I was trained as a graphic designer at Yale in the 1980s, and have been working with my own clients either full or part time since 1989.

I worked first in print, then multimedia, then the web, and finally full-scale interaction design. I've been a freelancer at some of the most interesting places a designer could work, including Pentagram and Razorfish in San Francisco. I spent many years at UC Berkeley working with faculty designing educational software. This included everything from an interactive Chinese language syllabary to a schematic representation of an evolutionary tree. At one time or another, I’ve also been hired as an interior designer, set designer, photographer, and filmmaker.

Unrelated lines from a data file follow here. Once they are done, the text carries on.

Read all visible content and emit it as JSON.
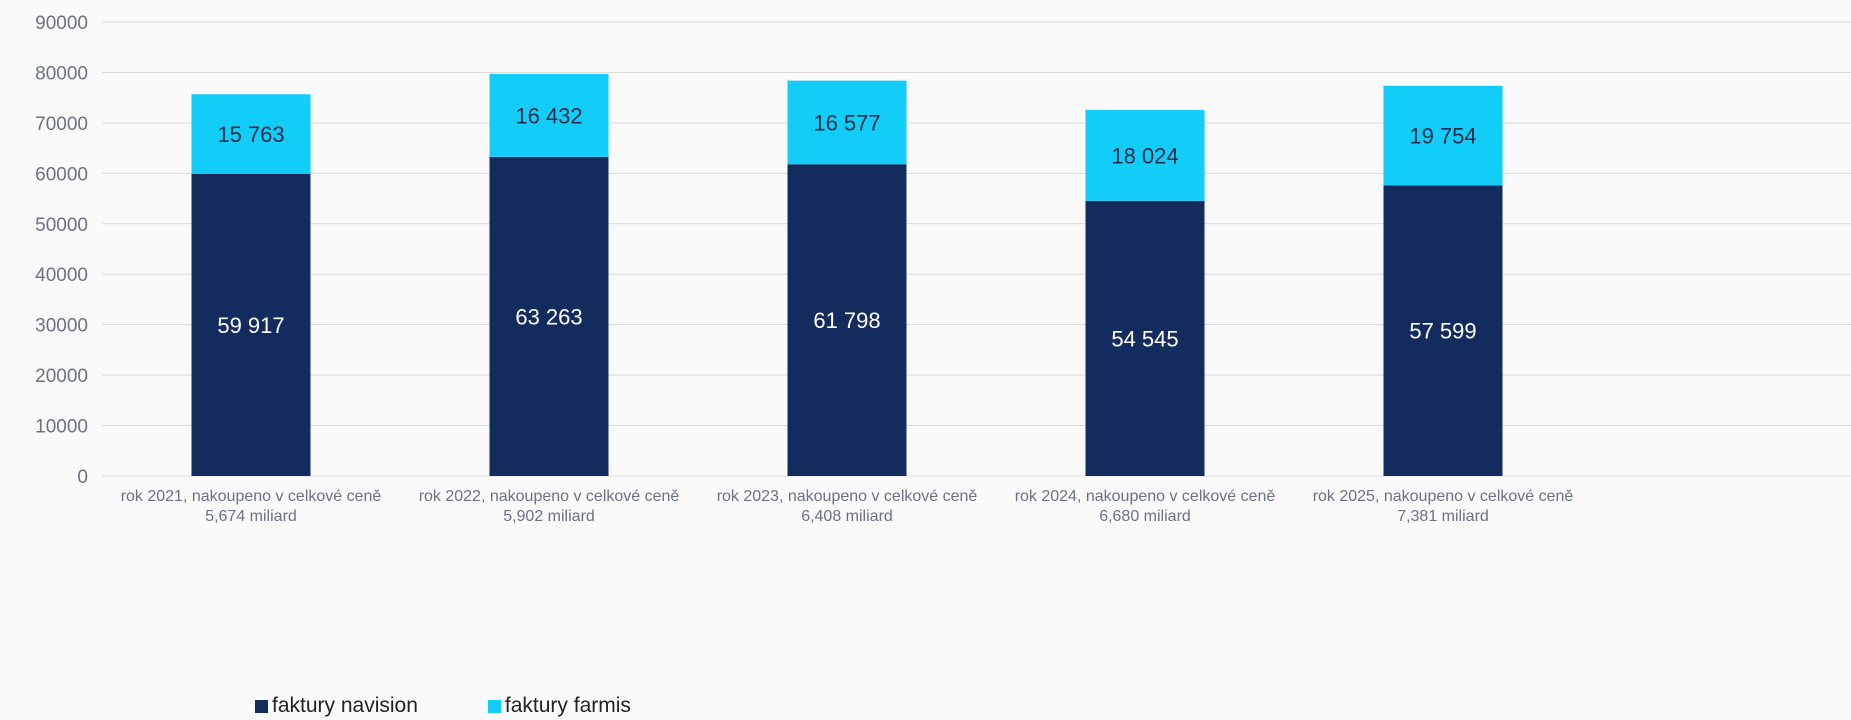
{
  "chart_data": {
    "type": "bar",
    "stacked": true,
    "categories": [
      [
        "rok 2021, nakoupeno v celkové ceně",
        "5,674 miliard"
      ],
      [
        "rok 2022, nakoupeno v celkové ceně",
        "5,902 miliard"
      ],
      [
        "rok 2023, nakoupeno v celkové ceně",
        "6,408 miliard"
      ],
      [
        "rok 2024, nakoupeno v celkové ceně",
        "6,680 miliard"
      ],
      [
        "rok 2025, nakoupeno v celkové ceně",
        "7,381 miliard"
      ]
    ],
    "series": [
      {
        "name": "faktury navision",
        "color": "#142b5e",
        "label_color": "#ffffff",
        "values": [
          59917,
          63263,
          61798,
          54545,
          57599
        ],
        "labels": [
          "59 917",
          "63 263",
          "61 798",
          "54 545",
          "57 599"
        ]
      },
      {
        "name": "faktury farmis",
        "color": "#12cdf8",
        "label_color": "#1a2a4a",
        "values": [
          15763,
          16432,
          16577,
          18024,
          19754
        ],
        "labels": [
          "15 763",
          "16 432",
          "16 577",
          "18 024",
          "19 754"
        ]
      }
    ],
    "ylim": [
      0,
      90000
    ],
    "yticks": [
      0,
      10000,
      20000,
      30000,
      40000,
      50000,
      60000,
      70000,
      80000,
      90000
    ],
    "grid": true,
    "legend_position": "bottom-left",
    "title": "",
    "xlabel": "",
    "ylabel": ""
  },
  "colors": {
    "background": "#fafafa",
    "grid": "#d9d9d9",
    "tick_text": "#6b7280"
  }
}
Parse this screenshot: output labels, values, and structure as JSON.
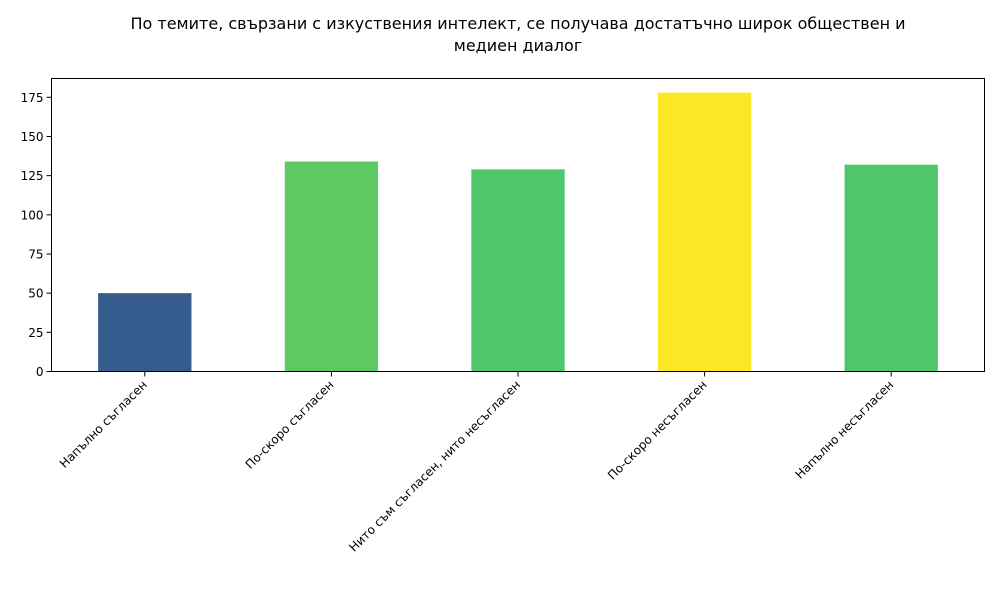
{
  "chart_data": {
    "type": "bar",
    "title_lines": [
      "По темите, свързани с изкуствения интелект, се получава достатъчно широк обществен и",
      "медиен диалог"
    ],
    "xlabel": "",
    "ylabel": "",
    "categories": [
      "Напълно съгласен",
      "По-скоро съгласен",
      "Нито съм съгласен, нито несъгласен",
      "По-скоро несъгласен",
      "Напълно несъгласен"
    ],
    "values": [
      50,
      134,
      129,
      178,
      132
    ],
    "colors": [
      "#355c8d",
      "#5ec962",
      "#50c66b",
      "#fde725",
      "#50c66b"
    ],
    "ylim": [
      0,
      187
    ],
    "yticks": [
      0,
      25,
      50,
      75,
      100,
      125,
      150,
      175
    ],
    "grid": false,
    "legend": "none"
  }
}
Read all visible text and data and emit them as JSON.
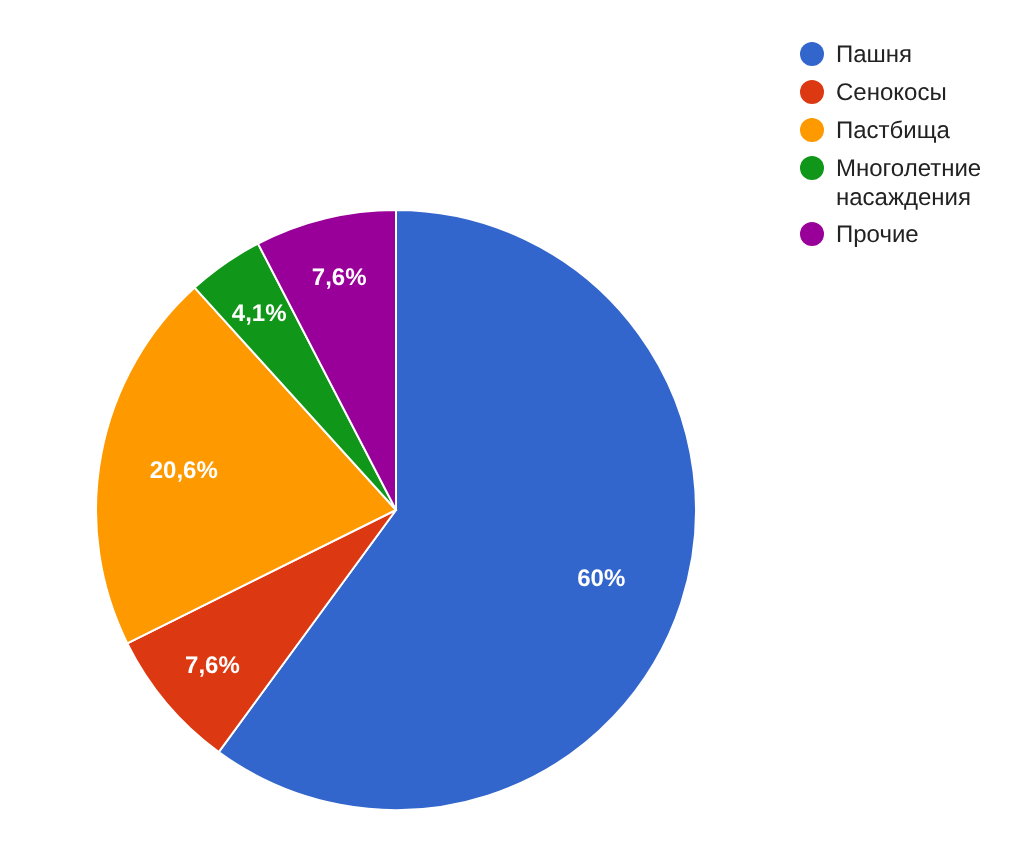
{
  "chart_data": {
    "type": "pie",
    "categories": [
      "Пашня",
      "Сенокосы",
      "Пастбища",
      "Многолетние насаждения",
      "Прочие"
    ],
    "values": [
      60,
      7.6,
      20.6,
      4.1,
      7.6
    ],
    "colors": [
      "#3366cc",
      "#dc3912",
      "#ff9900",
      "#109618",
      "#990099"
    ],
    "value_labels": [
      "60%",
      "7,6%",
      "20,6%",
      "4,1%",
      "7,6%"
    ],
    "legend": "top right"
  }
}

My influences include European infographics, traditional japanese aesthetics, Edward Tufte, and Donald Norman. Over the years I have come to see everything I do as interaction design — not just software and products, but even the printed page. How do you use it? How does your eye move across it? How do you proces the information? How do you decide what to do next? My experience in interaction design has led me to a point of view where the user is never wrong, and even beauty and ugliness are not as subjective as they at first seem, but have effects and functions like anything else. My ideal outcome is one where the most useful solution is also the most beautiful, and not by accident, but because usefulness and beauty spring from the same source.

Why specialize in small companies, startups and nonprofits? Because, to put it simply, it fits my scale, my style, and my own desire to help make the world a better place. I find I can be most effective by helping good clients do well. I also enjoy engaging in the world of ideas, and often find clients who are passionate about their ideas to be the most fun to work with.